School districts aren't required to provide bus transportation for students under the state constitution, the Indiana Supreme Court said Tuesday in a ruling that could impact cash-strapped districts.
The decision stems from a case involving the Franklin Township school district in Indianapolis, which was sued after it eliminated free bus service for the 2011-2012 school year. The 9,000-student district turned to a private contractor and required parents to pay for their children to ride after voters rejected a referendum to raise property taxes to help close an $8 million budget shortfall.
Long lines of cars formed as angry parents opted to drive their children rather than pay hundreds of dollars for bus service. Two parents filed a class-action lawsuit, arguing that bus service was required under the constitution's Education Clause. The district reinstated service, and lawmakers in 2012 revised state law to specify that districts "may" provide transportation but cannot charge fees unless it's for special events.

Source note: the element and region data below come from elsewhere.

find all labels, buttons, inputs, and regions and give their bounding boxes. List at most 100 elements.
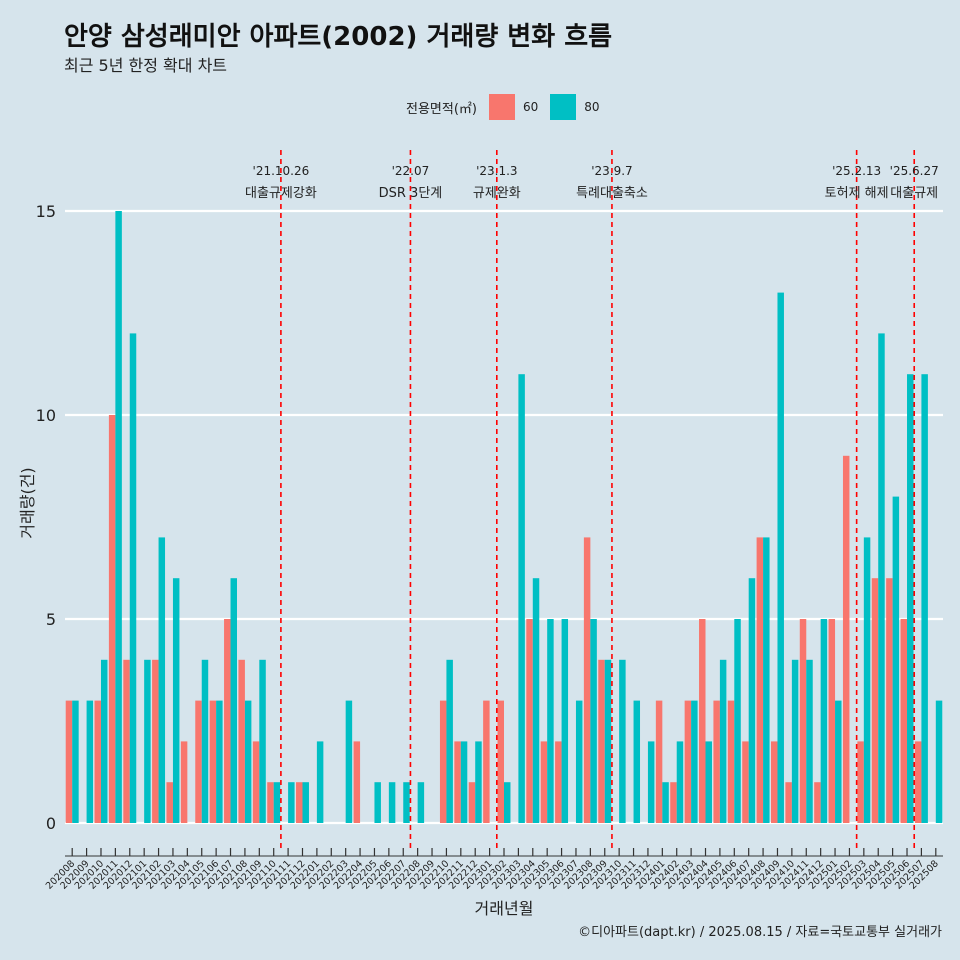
legend-label-80: 80: [584, 100, 600, 114]
bar-80-202211: [460, 741, 468, 823]
event-date-3: '23.9.7: [591, 164, 632, 178]
bar-80-202310: [619, 659, 626, 823]
legend-title: 전용면적(㎡): [406, 101, 477, 117]
bar-60-202408: [756, 537, 764, 823]
bar-80-202404: [705, 741, 712, 823]
bar-80-202401: [662, 782, 669, 823]
bar-80-202109: [259, 659, 266, 823]
bar-80-202009: [86, 700, 94, 823]
bar-60-202309: [598, 659, 605, 823]
bar-80-202507: [921, 374, 928, 823]
bar-80-202008: [72, 700, 79, 823]
bar-60-202507: [914, 741, 922, 823]
bar-80-202304: [532, 578, 540, 823]
bar-60-202403: [684, 700, 692, 823]
y-tick-label-15: 15: [36, 202, 56, 221]
legend-swatch-60: [488, 94, 515, 120]
bar-80-202504: [878, 333, 885, 823]
bar-80-202210: [446, 659, 453, 823]
bar-80-202107: [230, 578, 238, 823]
bar-80-202212: [475, 741, 482, 823]
bar-80-202406: [734, 619, 741, 823]
legend-swatch-80: [550, 94, 577, 120]
bar-80-202302: [504, 782, 511, 823]
bar-80-202306: [561, 619, 569, 823]
bar-80-202403: [691, 700, 698, 823]
legend: 전용면적(㎡) 60 80: [406, 92, 604, 122]
bar-80-202011: [115, 211, 122, 823]
bar-80-202410: [791, 659, 799, 823]
bar-60-202204: [353, 741, 361, 823]
y-tick-label-5: 5: [46, 610, 56, 629]
bar-80-202207: [403, 782, 410, 823]
bar-60-202103: [166, 782, 173, 823]
bar-80-202205: [374, 782, 381, 823]
bar-80-202305: [547, 619, 554, 823]
bar-80-202102: [158, 537, 166, 823]
x-axis-title: 거래년월: [475, 899, 534, 918]
bar-80-202505: [892, 496, 900, 823]
bar-80-202103: [172, 578, 180, 823]
event-label-5: 대출규제: [890, 186, 938, 201]
y-axis-title: 거래량(건): [18, 467, 37, 538]
bar-60-202502: [842, 455, 850, 823]
bar-60-202010: [94, 700, 101, 823]
event-date-0: '21.10.26: [253, 164, 310, 178]
bar-60-202402: [670, 782, 677, 823]
bar-60-202105: [195, 700, 202, 823]
bar-80-202201: [316, 741, 324, 823]
bar-60-202406: [727, 700, 735, 823]
bar-80-202506: [907, 374, 914, 823]
bar-60-202504: [871, 578, 879, 823]
bar-60-202107: [224, 619, 231, 823]
bar-60-202108: [238, 659, 245, 823]
event-label-0: 대출규제강화: [245, 186, 317, 201]
bar-60-202410: [785, 782, 792, 823]
bar-80-202203: [345, 700, 353, 823]
bar-80-202402: [676, 741, 684, 823]
bar-80-202105: [201, 659, 209, 823]
bar-60-202211: [454, 741, 461, 823]
bar-80-202303: [518, 374, 525, 823]
bar-60-202008: [65, 700, 73, 823]
bar-80-202111: [288, 782, 295, 823]
bar-80-202501: [835, 700, 842, 823]
bar-80-202311: [633, 700, 641, 823]
bar-80-202307: [575, 700, 583, 823]
bar-60-202412: [814, 782, 821, 823]
event-label-2: 규제완화: [473, 186, 521, 201]
event-date-4: '25.2.13: [832, 164, 881, 178]
bar-80-202112: [302, 782, 309, 823]
bar-80-202309: [604, 659, 612, 823]
event-date-5: '25.6.27: [890, 164, 939, 178]
bar-80-202308: [590, 619, 597, 823]
bar-80-202412: [820, 619, 828, 823]
bar-60-202301: [483, 700, 490, 823]
bar-60-202212: [468, 782, 476, 823]
bar-60-202112: [296, 782, 303, 823]
bar-60-202302: [497, 700, 504, 823]
event-date-2: '23.1.3: [476, 164, 517, 178]
bar-60-202411: [799, 619, 807, 823]
bar-60-202102: [152, 659, 159, 823]
bar-60-202210: [439, 700, 447, 823]
bar-60-202404: [699, 619, 706, 823]
bar-60-202106: [209, 700, 217, 823]
event-date-1: '22.07: [392, 164, 430, 178]
legend-label-60: 60: [522, 100, 539, 114]
bar-80-202407: [748, 578, 756, 823]
chart-subtitle: 최근 5년 한정 확대 차트: [64, 56, 228, 75]
bar-60-202109: [252, 741, 260, 823]
bar-60-202405: [713, 700, 720, 823]
bar-80-202408: [763, 537, 770, 823]
bar-80-202312: [647, 741, 655, 823]
bar-60-202409: [770, 741, 778, 823]
event-label-1: DSR 3단계: [379, 186, 443, 201]
bar-60-202407: [742, 741, 749, 823]
bar-80-202409: [777, 292, 784, 824]
bar-80-202108: [244, 700, 252, 823]
bar-60-202304: [526, 619, 533, 823]
bar-60-202505: [886, 578, 893, 823]
bar-80-202010: [100, 659, 108, 823]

The Indiana Court of Appeals found the school district violated the constitution when it stopped providing transportation to and from school. But the Supreme Court justices rejected that, saying while the constitution refers to a free public education, "the framers did not intend for every aspect of public education to be free."
"This court does not dispute that being present at school is necessary to avail oneself of the benefits of the education offered there. However, that does not necessarily lead to the conclusion that the school corporation alone must provide transportation under the Education Clause," Justice Steven David wrote.
The unanimous ruling said the court has "neither the ability nor the duty" to establish requirements for school systems, a duty that falls to lawmakers and state code.
"It will inevitably require some families to make alternative accommodations, but it will not close the schoolhouse doors," David wrote of Tuesday's decision.
Franklin Township Supt. Flora Reichanadter said the district is "pleased to have found closure."
"Obviously, it affirms our case that we indeed were not acting in an unconstitutional way when we had to make the tough decision to eliminate bus service," she said.